Conservatives might feel just as betrayed if the New York Post, say, decided to withhold its expected endorsement of Trump. (In fact, the New York Post came out swinging on Friday, October 25, with a screaming front-page headline: “BACK TO THE FUTURE,” along with a rather smirking photo of its candidate.) But the media world is so out of kilter that conservatives have less than a handful of outlets to balance out hundreds of monolithic mainstream venues.

The universal certainty regarding how the Washington Post and the Los Angeles Times would have endorsed, had they chosen to do so, should give its news editors and reporters pause. That certainty was based on the papers’ “news” coverage, not just on their editorial line. Whatever remained of the quaint, if aspirational, tradition of self-effacing objectivity was thrown out once and for all during Trump’s first presidential campaign and presidency—not just at the Washington Post, with its preening Democracy Dies in Darkness motto, but across the media landscape.
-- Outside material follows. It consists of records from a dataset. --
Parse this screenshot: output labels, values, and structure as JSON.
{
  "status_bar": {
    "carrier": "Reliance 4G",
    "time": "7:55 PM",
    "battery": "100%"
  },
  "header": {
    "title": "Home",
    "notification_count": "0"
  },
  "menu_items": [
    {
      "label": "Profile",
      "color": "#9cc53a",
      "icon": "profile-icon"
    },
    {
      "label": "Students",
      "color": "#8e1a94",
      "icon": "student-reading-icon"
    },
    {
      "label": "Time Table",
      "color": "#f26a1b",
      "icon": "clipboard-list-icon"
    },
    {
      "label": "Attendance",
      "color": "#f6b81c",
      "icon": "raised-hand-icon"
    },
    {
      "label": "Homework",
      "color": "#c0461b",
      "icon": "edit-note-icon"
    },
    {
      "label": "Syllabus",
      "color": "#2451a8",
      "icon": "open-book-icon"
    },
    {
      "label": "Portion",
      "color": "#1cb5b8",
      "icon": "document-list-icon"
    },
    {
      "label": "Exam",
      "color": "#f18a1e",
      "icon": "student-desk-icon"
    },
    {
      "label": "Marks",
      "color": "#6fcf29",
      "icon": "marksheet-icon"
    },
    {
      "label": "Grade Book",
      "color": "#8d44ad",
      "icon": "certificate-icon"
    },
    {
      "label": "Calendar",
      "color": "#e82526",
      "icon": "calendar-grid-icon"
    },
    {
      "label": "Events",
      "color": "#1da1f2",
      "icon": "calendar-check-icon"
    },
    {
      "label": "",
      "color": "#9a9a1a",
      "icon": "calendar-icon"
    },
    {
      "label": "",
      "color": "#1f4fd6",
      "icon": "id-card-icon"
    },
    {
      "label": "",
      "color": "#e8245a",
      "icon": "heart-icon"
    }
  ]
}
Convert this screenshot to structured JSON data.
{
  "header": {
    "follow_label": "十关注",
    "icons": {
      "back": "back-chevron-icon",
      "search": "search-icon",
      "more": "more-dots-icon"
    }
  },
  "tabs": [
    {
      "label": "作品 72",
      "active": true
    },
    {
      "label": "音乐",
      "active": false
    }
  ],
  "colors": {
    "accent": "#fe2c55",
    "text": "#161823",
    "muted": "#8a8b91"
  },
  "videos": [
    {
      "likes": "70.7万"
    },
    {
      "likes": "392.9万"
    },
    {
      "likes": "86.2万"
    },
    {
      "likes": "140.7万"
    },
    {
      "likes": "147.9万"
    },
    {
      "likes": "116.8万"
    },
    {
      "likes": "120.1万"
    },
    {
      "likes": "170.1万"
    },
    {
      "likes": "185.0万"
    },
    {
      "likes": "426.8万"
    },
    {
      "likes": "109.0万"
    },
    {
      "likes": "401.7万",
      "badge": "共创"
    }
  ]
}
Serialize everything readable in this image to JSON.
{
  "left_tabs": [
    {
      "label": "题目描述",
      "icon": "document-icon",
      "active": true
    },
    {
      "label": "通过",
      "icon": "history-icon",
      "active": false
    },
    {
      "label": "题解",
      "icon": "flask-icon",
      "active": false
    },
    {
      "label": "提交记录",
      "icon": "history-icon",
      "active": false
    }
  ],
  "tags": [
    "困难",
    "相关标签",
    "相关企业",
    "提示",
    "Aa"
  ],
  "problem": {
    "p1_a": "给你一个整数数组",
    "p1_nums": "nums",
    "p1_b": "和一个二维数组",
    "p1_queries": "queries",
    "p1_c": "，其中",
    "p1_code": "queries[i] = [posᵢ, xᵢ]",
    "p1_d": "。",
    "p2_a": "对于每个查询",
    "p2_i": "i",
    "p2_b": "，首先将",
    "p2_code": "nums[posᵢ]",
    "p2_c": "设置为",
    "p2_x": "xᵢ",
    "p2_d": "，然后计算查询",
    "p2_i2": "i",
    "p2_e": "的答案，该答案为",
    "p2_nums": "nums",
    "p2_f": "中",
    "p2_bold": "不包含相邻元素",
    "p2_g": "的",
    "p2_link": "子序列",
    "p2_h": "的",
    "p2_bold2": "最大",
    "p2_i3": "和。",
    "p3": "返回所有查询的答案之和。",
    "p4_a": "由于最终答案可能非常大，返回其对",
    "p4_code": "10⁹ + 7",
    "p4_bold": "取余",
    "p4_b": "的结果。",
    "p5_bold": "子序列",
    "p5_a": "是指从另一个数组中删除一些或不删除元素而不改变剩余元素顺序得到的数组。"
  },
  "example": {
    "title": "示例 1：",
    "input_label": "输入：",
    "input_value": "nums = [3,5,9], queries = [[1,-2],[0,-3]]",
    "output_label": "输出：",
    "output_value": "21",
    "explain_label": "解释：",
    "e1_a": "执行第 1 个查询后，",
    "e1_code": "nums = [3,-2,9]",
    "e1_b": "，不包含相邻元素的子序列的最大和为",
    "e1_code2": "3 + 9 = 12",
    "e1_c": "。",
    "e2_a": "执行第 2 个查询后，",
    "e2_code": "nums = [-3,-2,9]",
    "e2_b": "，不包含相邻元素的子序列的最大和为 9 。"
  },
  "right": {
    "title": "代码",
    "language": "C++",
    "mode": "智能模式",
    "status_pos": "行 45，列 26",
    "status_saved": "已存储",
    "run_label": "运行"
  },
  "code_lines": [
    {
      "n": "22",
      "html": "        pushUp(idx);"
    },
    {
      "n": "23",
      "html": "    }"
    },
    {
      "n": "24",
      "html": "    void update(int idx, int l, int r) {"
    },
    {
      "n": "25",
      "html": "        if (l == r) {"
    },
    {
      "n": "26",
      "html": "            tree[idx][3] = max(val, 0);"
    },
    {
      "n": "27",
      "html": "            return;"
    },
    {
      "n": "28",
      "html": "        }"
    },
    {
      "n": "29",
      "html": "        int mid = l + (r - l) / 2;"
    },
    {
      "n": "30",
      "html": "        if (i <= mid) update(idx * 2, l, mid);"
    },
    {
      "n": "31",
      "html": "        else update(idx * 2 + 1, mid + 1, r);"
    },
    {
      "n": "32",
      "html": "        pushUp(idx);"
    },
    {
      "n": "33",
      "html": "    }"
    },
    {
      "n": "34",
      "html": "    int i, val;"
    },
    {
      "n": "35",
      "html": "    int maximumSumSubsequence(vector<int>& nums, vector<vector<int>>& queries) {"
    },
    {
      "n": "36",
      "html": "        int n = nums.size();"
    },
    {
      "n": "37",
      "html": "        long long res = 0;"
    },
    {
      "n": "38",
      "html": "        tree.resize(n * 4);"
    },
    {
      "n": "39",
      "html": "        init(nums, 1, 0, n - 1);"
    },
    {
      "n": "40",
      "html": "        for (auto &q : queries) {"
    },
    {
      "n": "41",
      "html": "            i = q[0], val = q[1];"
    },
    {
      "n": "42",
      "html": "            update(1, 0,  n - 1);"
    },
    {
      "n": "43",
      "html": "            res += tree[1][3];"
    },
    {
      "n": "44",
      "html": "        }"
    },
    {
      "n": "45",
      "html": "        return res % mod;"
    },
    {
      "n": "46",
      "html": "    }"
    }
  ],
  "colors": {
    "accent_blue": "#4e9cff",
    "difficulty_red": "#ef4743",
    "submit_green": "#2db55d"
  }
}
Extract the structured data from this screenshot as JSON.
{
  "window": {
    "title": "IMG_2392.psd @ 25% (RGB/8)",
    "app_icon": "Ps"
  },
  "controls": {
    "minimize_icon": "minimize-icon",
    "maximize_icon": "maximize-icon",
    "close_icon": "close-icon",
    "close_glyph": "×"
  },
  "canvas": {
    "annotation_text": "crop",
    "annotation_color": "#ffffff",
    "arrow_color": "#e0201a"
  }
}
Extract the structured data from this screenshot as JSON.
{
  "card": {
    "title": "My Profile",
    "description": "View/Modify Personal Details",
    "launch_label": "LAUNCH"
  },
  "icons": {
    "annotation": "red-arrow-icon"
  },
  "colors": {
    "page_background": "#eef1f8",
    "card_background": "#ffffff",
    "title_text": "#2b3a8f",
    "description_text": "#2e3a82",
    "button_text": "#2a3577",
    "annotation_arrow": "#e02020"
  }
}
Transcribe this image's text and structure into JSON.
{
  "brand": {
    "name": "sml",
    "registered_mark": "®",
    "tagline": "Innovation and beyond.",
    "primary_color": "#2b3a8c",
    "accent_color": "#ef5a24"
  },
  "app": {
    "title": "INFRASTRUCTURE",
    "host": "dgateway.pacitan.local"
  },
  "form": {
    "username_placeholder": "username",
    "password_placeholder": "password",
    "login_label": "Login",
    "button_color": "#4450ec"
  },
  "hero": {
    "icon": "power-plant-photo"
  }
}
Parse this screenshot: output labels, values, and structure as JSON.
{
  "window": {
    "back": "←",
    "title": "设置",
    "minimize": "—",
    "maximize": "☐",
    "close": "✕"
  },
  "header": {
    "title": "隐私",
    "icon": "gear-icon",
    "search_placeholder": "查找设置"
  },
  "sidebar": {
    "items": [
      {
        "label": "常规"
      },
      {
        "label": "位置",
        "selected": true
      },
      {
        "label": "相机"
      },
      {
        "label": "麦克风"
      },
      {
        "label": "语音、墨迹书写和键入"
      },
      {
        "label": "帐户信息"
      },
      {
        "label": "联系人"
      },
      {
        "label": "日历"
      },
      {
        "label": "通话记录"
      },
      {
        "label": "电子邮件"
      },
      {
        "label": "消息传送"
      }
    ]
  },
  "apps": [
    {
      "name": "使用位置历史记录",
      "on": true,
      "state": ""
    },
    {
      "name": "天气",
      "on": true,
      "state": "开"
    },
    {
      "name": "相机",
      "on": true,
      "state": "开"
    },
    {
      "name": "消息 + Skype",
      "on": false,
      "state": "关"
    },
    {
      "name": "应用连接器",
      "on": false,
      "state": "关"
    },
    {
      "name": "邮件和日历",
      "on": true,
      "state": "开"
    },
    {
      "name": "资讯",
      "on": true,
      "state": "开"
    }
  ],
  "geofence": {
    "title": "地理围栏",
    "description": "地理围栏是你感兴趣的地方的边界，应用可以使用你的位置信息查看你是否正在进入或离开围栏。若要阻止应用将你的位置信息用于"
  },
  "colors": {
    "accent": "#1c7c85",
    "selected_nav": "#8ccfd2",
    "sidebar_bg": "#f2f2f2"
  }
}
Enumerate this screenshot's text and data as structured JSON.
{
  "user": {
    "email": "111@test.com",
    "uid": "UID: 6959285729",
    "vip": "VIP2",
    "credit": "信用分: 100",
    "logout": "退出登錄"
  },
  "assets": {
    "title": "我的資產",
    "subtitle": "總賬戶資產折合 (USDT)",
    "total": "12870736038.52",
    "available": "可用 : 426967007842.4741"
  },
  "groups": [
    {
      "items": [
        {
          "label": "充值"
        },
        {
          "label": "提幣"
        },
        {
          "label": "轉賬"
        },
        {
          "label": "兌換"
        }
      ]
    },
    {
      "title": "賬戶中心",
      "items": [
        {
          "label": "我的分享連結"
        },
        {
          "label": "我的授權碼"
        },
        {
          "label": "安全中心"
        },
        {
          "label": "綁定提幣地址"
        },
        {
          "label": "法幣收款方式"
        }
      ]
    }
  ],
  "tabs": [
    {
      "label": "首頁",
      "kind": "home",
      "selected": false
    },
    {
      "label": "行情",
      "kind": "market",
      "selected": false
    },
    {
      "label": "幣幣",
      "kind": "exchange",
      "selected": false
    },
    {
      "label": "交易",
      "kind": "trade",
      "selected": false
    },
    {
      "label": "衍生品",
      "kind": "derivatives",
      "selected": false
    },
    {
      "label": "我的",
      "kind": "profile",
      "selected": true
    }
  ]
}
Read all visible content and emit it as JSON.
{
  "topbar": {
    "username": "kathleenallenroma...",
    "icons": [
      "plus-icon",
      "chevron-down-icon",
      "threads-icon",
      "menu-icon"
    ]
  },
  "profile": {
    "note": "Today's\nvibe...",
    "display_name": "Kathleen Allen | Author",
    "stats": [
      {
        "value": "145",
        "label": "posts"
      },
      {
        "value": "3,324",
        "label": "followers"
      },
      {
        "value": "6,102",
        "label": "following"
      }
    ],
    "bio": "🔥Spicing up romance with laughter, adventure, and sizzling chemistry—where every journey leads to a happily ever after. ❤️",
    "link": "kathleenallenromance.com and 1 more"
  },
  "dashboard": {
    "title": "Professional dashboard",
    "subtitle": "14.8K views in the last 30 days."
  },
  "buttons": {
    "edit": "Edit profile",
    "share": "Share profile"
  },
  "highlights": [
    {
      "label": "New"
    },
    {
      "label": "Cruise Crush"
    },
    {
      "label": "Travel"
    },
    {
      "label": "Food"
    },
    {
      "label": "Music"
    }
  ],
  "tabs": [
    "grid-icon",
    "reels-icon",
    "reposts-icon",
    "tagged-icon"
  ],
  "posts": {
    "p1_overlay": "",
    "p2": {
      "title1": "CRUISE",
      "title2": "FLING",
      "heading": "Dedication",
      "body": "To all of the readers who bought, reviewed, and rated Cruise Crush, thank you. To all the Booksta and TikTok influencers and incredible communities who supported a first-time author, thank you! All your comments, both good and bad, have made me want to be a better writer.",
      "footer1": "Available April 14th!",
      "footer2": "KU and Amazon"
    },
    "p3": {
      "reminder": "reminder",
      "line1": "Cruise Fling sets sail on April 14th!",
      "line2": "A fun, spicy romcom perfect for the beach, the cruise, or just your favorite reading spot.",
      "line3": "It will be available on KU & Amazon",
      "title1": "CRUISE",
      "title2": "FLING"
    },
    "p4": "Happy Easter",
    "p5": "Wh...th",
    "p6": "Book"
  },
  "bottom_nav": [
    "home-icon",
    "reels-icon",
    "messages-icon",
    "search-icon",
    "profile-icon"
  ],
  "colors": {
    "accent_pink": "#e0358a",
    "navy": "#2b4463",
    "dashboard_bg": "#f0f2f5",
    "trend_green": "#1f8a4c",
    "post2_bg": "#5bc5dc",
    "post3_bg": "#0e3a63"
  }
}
Jeff Bezos explained his decision not to endorse as the start of an effort to restore the Post’s credibility. “Most people believe the media is biased,” he wrote in a Washington Post op-ed. “Anyone who doesn’t see this is paying scant attention to reality, and those who fight reality lose.” Presidential endorsements “create a perception of bias,” Bezos said, and so he would return to the Post’s earlier tradition of staying silent. Patrick Soon-Shiong wanted to pull back on media partisanship as well. He had asked the Times editorial board to draft what he called a “factual analysis” of each candidate’s tenure in the White House, Soon-Shiong wrote on X. “In this way, with this clear and non-partisan information side-by-side, our readers could decide who would be worthy of being President for the next four years.” Soon-Shiong feared that picking a candidate risked exacerbating the country’s political divisions, he added. The editorial board refused their boss’s request for a side-by-side policy comparison. “I accepted their decision,” Soon-Shiong wrote.

Critics have mocked the owners’ explanations as just so much smoke obfuscating a desire to curry favor with Trump. This knee-jerk invocation of self-interest is facile. There is no indication that Bezos and Soon-Shiong are anything other than sincere in their stated desire to dial back on the media’s partisanship. Bezos is refreshingly clear-sighted when he observes of the Washington Post and the New York Times: “Increasingly we talk only to a certain elite.”

The problem with their stated reasons is not that those reasons are false but rather that Bezos and Soon-Shiong have massively underdiagnosed the problem. Endorsements are a trivial part of the media’s loss of credibility. The erosion of public trust derives from daily news coverage in which reporters uninhibitedly pass off their own political views as “fact,” editorializing with as much abandon as any editorial writer. It was under Bezos’s tenure that the Washington Post dedicated itself to its anti-Trump Democracy Dies in Darkness crusade. It was under Soon-Shiong that the Los Angeles Times ran one white-privilege mea culpa after another during the George Floyd race riots.

If Bezos and Soon-Shiong really want to pursue their belated commitment to traditional journalism, they should read their papers through the eyes of someone who holds diametrically opposed political views. Would that person find the papers’ reporting fair to what he believes are relevant facts? The answer, if the owners are honest, would have to be no. Bezos, Soon-Shiong, and any other magnate hoping to restore media credibility will have to beat back the growing narcissism of their own employees, who believe that they have been called to lead the public away from the path of Trumpian evil and toward the heaven of inclusive equity.  

The hysterical backlash against the two papers’ non-endorsement decisions only confirms that those decisions were correct. For now, however, we can expect a trebling of volume from news and editorial-page writers and editors convinced of their own righteousness and infallibility.